In België spelen we ook vijf sets, wat zeker een goede zaak is, want je hebt meer spelminuten tegen andere clubs, die mogelijk een ander soort volley spelen en dat maakt het interessant voor beide. Want is het in Italië 3-0, dan is het ook gedaan en wil de ref graag zo snel mogelijk naar huis. Die blijft niet om nadien nog twee ‘vriendschappelijke’ sets te fluiten.”

Nog positiefs voor de Belgische opleiding?

“Ze kijken in Italië met grote ogen naar wat wij in België doen met de U9 en de U11. Met alle mogelijke spelvormen van 1tegen1, 2vs2, 3vs3 tot 4vs4. In Italië is Smashvolley nog maar nét geïntroduceerd en hier noemen ze het Spikeball. Als ik toernooien zie van de mini’s, dan is het vaak 3 tegen 3 met weinig beweging.
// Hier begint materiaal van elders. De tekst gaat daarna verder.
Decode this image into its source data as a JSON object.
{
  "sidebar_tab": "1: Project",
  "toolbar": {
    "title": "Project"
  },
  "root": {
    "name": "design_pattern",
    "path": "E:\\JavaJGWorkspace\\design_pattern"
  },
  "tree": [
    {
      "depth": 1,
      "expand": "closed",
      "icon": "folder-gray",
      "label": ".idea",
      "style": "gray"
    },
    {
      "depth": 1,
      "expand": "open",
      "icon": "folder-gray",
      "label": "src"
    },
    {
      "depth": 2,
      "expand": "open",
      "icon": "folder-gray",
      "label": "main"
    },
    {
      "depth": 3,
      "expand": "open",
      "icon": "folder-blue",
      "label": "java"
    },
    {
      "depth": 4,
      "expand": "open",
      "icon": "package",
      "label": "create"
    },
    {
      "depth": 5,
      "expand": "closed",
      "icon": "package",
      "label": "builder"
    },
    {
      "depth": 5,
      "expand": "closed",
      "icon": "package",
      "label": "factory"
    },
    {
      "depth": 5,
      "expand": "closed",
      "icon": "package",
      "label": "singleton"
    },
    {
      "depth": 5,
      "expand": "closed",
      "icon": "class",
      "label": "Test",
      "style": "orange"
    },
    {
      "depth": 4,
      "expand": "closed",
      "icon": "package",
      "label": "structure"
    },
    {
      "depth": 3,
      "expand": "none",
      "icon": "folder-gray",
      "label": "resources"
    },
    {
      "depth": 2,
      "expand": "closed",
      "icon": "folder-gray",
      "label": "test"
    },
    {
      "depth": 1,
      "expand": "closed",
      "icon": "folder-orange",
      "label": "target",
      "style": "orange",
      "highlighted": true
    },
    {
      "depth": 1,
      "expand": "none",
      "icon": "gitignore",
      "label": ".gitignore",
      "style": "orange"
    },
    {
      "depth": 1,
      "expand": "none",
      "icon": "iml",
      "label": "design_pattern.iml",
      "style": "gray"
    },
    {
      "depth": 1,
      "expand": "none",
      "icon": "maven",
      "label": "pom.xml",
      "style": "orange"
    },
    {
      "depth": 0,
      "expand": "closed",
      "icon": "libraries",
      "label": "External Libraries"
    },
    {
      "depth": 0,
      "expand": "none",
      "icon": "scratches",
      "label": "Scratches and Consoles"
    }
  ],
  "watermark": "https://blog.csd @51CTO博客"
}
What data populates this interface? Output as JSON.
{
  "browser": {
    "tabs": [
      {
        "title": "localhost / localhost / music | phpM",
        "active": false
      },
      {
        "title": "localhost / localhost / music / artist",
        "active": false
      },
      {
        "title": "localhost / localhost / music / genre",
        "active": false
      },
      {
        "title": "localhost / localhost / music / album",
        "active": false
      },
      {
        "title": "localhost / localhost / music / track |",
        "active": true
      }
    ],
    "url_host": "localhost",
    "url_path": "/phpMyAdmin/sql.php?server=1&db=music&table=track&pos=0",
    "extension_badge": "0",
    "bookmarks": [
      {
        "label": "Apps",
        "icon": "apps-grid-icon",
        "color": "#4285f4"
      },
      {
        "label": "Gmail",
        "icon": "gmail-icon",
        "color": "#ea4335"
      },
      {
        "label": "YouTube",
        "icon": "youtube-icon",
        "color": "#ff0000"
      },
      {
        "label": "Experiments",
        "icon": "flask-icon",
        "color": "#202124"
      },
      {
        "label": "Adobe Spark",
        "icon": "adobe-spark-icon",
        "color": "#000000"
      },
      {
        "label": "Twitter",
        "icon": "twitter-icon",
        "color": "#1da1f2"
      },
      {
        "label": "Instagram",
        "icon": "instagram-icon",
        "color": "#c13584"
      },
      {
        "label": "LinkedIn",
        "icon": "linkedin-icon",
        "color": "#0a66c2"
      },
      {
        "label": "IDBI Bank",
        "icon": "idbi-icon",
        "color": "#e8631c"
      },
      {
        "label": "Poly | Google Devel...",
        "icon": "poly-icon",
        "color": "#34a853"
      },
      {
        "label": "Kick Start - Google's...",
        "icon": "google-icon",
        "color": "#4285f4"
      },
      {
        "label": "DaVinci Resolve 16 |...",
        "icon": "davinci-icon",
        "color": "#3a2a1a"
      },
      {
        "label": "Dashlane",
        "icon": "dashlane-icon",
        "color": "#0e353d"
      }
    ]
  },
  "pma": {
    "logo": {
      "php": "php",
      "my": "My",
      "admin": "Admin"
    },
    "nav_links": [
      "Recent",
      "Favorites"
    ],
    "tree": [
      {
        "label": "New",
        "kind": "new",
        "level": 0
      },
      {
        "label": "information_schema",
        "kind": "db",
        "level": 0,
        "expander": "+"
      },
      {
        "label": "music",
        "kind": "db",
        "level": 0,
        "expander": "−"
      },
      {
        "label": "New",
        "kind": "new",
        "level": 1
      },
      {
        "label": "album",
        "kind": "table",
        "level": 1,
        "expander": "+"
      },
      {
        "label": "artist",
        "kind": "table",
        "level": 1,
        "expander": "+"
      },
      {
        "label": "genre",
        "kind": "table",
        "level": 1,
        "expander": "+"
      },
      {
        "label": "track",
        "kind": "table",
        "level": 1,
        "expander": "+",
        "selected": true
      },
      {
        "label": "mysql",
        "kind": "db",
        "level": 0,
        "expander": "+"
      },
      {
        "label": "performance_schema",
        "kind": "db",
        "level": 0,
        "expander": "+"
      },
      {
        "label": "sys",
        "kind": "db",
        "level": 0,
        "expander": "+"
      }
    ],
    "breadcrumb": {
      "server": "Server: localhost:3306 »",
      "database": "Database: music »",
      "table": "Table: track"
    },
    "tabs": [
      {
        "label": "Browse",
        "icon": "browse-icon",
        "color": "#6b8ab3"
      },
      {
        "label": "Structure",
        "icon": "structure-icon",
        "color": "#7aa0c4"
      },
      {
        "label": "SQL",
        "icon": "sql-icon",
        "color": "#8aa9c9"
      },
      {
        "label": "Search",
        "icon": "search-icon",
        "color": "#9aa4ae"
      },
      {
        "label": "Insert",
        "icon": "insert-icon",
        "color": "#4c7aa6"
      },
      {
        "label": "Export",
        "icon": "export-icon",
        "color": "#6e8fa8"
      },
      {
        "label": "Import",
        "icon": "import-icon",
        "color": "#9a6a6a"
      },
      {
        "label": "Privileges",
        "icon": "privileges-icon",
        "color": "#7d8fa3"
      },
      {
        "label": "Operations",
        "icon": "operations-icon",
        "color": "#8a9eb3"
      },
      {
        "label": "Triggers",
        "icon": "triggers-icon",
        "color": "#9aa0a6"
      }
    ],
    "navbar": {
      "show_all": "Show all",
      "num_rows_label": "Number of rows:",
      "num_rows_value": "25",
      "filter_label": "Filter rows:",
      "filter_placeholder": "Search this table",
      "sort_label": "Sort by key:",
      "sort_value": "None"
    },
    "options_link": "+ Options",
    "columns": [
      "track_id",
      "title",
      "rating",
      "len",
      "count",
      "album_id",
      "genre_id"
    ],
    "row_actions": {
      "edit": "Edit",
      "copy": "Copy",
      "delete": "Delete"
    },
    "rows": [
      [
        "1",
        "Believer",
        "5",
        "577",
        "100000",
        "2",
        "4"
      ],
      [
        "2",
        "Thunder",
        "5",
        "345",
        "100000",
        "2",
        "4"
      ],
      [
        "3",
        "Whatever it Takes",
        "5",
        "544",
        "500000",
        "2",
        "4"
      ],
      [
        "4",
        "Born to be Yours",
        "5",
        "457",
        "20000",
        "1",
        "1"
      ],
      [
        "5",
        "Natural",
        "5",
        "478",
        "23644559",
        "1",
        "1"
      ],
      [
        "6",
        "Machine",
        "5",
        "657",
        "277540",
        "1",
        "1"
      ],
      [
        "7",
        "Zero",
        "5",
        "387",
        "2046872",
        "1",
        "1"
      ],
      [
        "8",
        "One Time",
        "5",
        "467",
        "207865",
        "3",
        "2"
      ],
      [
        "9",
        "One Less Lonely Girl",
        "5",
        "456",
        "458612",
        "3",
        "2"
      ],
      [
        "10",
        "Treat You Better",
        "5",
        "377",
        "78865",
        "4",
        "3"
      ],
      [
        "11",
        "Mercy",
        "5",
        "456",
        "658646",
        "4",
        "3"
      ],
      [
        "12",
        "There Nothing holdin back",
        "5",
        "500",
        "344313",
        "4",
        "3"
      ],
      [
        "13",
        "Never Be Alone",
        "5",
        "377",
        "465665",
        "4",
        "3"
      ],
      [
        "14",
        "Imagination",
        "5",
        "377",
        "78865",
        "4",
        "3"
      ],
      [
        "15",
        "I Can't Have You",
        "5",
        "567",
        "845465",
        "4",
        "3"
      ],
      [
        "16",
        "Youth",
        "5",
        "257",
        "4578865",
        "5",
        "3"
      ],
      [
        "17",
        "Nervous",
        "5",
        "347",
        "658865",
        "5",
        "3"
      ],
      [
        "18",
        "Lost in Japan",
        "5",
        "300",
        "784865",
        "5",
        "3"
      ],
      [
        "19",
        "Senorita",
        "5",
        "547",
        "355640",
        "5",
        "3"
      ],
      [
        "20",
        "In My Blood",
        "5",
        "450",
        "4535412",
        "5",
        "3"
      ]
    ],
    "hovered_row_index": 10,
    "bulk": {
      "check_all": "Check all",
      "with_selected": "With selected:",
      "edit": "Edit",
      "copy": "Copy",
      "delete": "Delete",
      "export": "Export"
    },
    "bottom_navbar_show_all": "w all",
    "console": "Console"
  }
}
Ik denk – en de betere trainers in Italië weten dat ook – dat ze op het vlak van minivolley nog heel veel van België kunnen leren. Een dikke pluim dus voor mensen als Swa Depelchin, want die man heeft zijn volledige ziel in het U11 volley in België gestoken en je ziet dan dat hard werken ook duidelijk resultaten oplevert.”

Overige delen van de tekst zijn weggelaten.